Berbamine modulates pro-inflammatory cytokines and alleviates sepsis-induced acute myocardial injury in mice: role of NLRP3/GSDMD signaling axis
摘要
Sepsis represents a potentially lethal condition. In this investigation, we demonstrated that berbamine (BBM), a bisbenzylisoquinoline alkaloid, mitigates systemic inflammation and also alleviates acute cardiac impairment in septic mice. The cecal ligation and puncture (CLP)-induced sepsis murine model was developed. BBM at three different doses (25, 50, and 100 mg/kg) was administered before CLP surgery, and a standard control received dexamethasone. The effect of BBM pre-treatment on sepsis mitigation was evaluated using echocardiographic, histopathological, biochemical, and molecular methods. The inflammatory cytokines and oxidative stress-related parameters were also estimated. The BBM pre-treatment effectively restored the altered parameters of cardiac function caused by sepsis via improving ejection fraction and fractional shortening. The serum levels of creatine kinase-MB (CK-MB) and lactate dehydrogenase (LDH) were markedly reduced compared to the CLP group. BBM intervention also improved the sepsis-induced histopathological alterations in the heart.
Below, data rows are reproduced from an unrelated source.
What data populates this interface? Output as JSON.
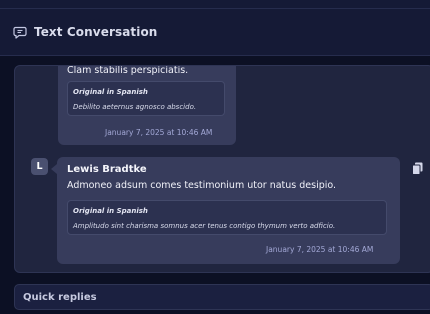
{
  "header": {
    "title": "Text Conversation",
    "icon": "message-icon"
  },
  "messages": [
    {
      "body": "Clam stabilis perspiciatis.",
      "original_label": "Original in Spanish",
      "original_text": "Debilito aeternus agnosco abscido.",
      "timestamp": "January 7, 2025 at 10:46 AM"
    },
    {
      "avatar_initial": "L",
      "sender": "Lewis Bradtke",
      "body": "Admoneo adsum comes testimonium utor natus desipio.",
      "original_label": "Original in Spanish",
      "original_text": "Amplitudo sint charisma somnus acer tenus contigo thymum verto adficio.",
      "timestamp": "January 7, 2025 at 10:46 AM"
    }
  ],
  "actions": {
    "copy_icon": "copy-icon"
  },
  "quick_replies": {
    "label": "Quick replies"
  }
}
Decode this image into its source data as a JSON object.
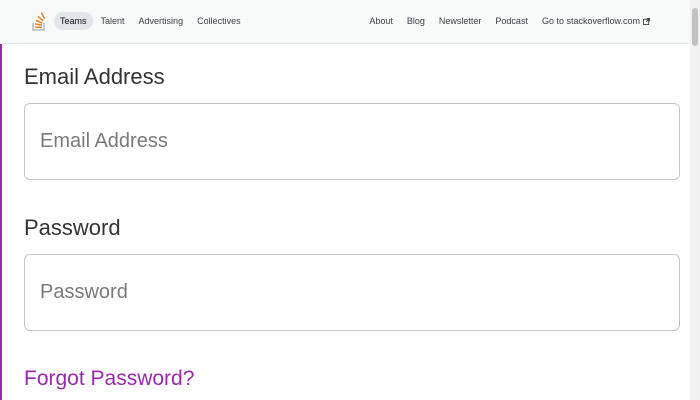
{
  "nav": {
    "logo_icon": "stackoverflow-logo-icon",
    "left_links": [
      "Teams",
      "Talent",
      "Advertising",
      "Collectives"
    ],
    "active_left": "Teams",
    "right_links": [
      "About",
      "Blog",
      "Newsletter",
      "Podcast",
      "Go to stackoverflow.com"
    ],
    "external_icon": "external-link-icon"
  },
  "form": {
    "email_label": "Email Address",
    "email_placeholder": "Email Address",
    "email_value": "",
    "password_label": "Password",
    "password_placeholder": "Password",
    "password_value": "",
    "forgot_link": "Forgot Password?"
  },
  "colors": {
    "accent": "#9c27b0",
    "nav_bg": "#f8f9f9",
    "logo_orange": "#f48024"
  }
}
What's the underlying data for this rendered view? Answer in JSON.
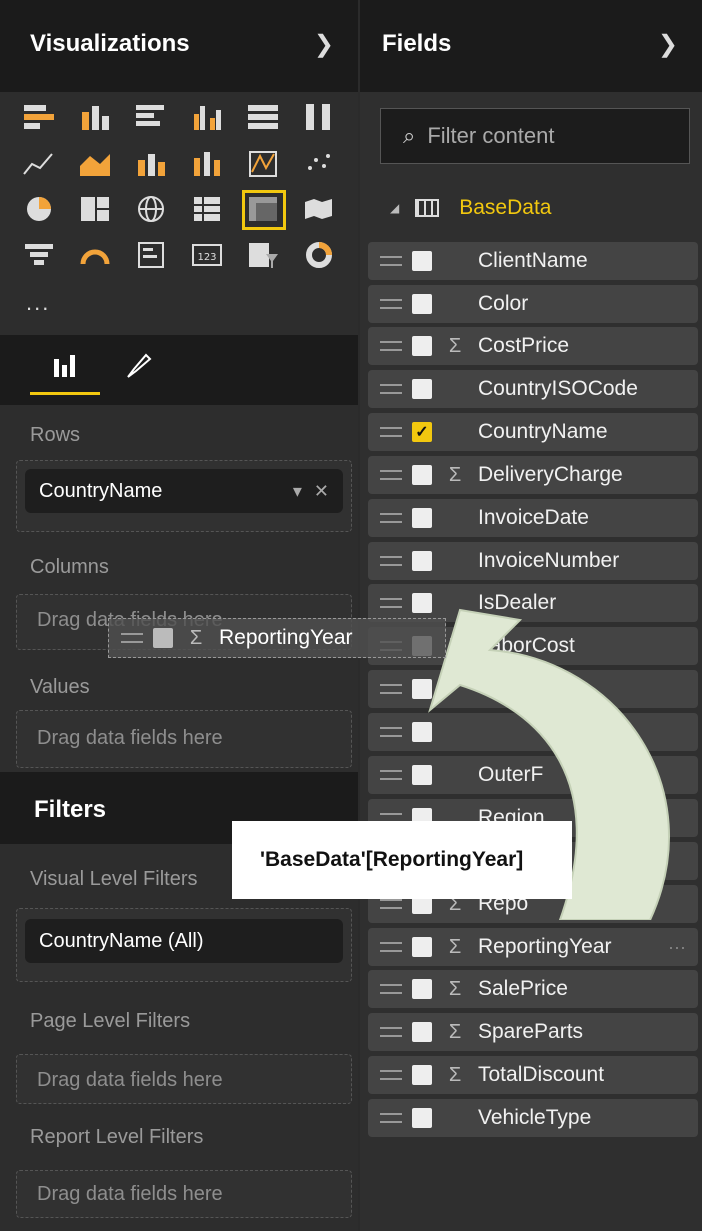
{
  "visualizations": {
    "title": "Visualizations",
    "more": "...",
    "tabs": [
      {
        "name": "fields-tab"
      },
      {
        "name": "format-tab"
      }
    ]
  },
  "wells": {
    "rows_label": "Rows",
    "rows_value": "CountryName",
    "columns_label": "Columns",
    "columns_placeholder": "Drag data fields here",
    "values_label": "Values",
    "values_placeholder": "Drag data fields here"
  },
  "filters": {
    "title": "Filters",
    "visual_label": "Visual Level Filters",
    "visual_value": "CountryName (All)",
    "page_label": "Page Level Filters",
    "page_placeholder": "Drag data fields here",
    "report_label": "Report Level Filters",
    "report_placeholder": "Drag data fields here"
  },
  "fields": {
    "title": "Fields",
    "search_placeholder": "Filter content",
    "table_name": "BaseData",
    "items": [
      {
        "name": "ClientName",
        "sigma": false,
        "checked": false
      },
      {
        "name": "Color",
        "sigma": false,
        "checked": false
      },
      {
        "name": "CostPrice",
        "sigma": true,
        "checked": false
      },
      {
        "name": "CountryISOCode",
        "sigma": false,
        "checked": false
      },
      {
        "name": "CountryName",
        "sigma": false,
        "checked": true
      },
      {
        "name": "DeliveryCharge",
        "sigma": true,
        "checked": false
      },
      {
        "name": "InvoiceDate",
        "sigma": false,
        "checked": false
      },
      {
        "name": "InvoiceNumber",
        "sigma": false,
        "checked": false
      },
      {
        "name": "IsDealer",
        "sigma": false,
        "checked": false
      },
      {
        "name": "LaborCost",
        "sigma": true,
        "checked": false
      },
      {
        "name": "",
        "sigma": false,
        "checked": false
      },
      {
        "name": "",
        "sigma": false,
        "checked": false
      },
      {
        "name": "OuterF",
        "sigma": false,
        "checked": false
      },
      {
        "name": "Region",
        "sigma": false,
        "checked": false
      },
      {
        "name": "",
        "sigma": false,
        "checked": false
      },
      {
        "name": "Repo",
        "sigma": true,
        "checked": false
      },
      {
        "name": "ReportingYear",
        "sigma": true,
        "checked": false
      },
      {
        "name": "SalePrice",
        "sigma": true,
        "checked": false
      },
      {
        "name": "SpareParts",
        "sigma": true,
        "checked": false
      },
      {
        "name": "TotalDiscount",
        "sigma": true,
        "checked": false
      },
      {
        "name": "VehicleType",
        "sigma": false,
        "checked": false
      }
    ]
  },
  "drag": {
    "field": "ReportingYear",
    "tooltip": "'BaseData'[ReportingYear]"
  },
  "colors": {
    "accent": "#f2c80f",
    "arrow_fill": "#dfe8d3"
  }
}
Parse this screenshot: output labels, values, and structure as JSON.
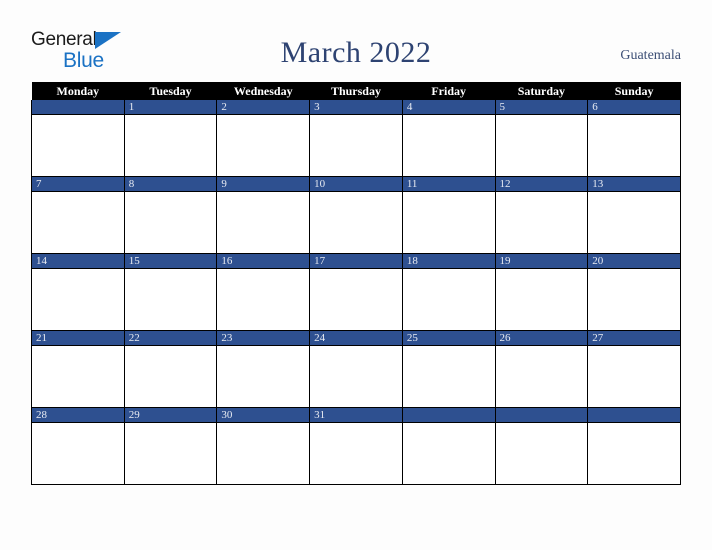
{
  "brand": {
    "name_part1": "General",
    "name_part2": "Blue",
    "triangle_icon": "blue-triangle-icon"
  },
  "header": {
    "title": "March 2022",
    "country": "Guatemala"
  },
  "calendar": {
    "month": "March",
    "year": "2022",
    "weekday_headers": [
      "Monday",
      "Tuesday",
      "Wednesday",
      "Thursday",
      "Friday",
      "Saturday",
      "Sunday"
    ],
    "colors": {
      "header_background": "#000000",
      "header_text": "#ffffff",
      "day_band": "#2e5090",
      "day_number_text": "#e9ecf3",
      "cell_background": "#ffffff",
      "grid_border": "#000000",
      "title_text": "#2e4372",
      "page_background": "#fdfdfd",
      "brand_blue": "#1b72c4"
    },
    "weeks": [
      [
        "",
        "1",
        "2",
        "3",
        "4",
        "5",
        "6"
      ],
      [
        "7",
        "8",
        "9",
        "10",
        "11",
        "12",
        "13"
      ],
      [
        "14",
        "15",
        "16",
        "17",
        "18",
        "19",
        "20"
      ],
      [
        "21",
        "22",
        "23",
        "24",
        "25",
        "26",
        "27"
      ],
      [
        "28",
        "29",
        "30",
        "31",
        "",
        "",
        ""
      ]
    ]
  }
}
The inflammatory cytokines, specifically TNF-α and IL-18 levels, in the serum and heart tissue homogenates were markedly reduced compared to the CLP group. BBM also interfered with the NLRP3/IL-1β/GSDMD signaling axis in the heart. Furthermore, it improved the impaired antioxidant systems, namely, reduced glutathione (GSH) and superoxide dismutase (SOD), and decreased lipid peroxidation in the heart of septic mice. Altogether, our findings demonstrate that the anti-inflammatory and antioxidant properties of BBM mitigated the sepsis-induced inflammatory response in the mice.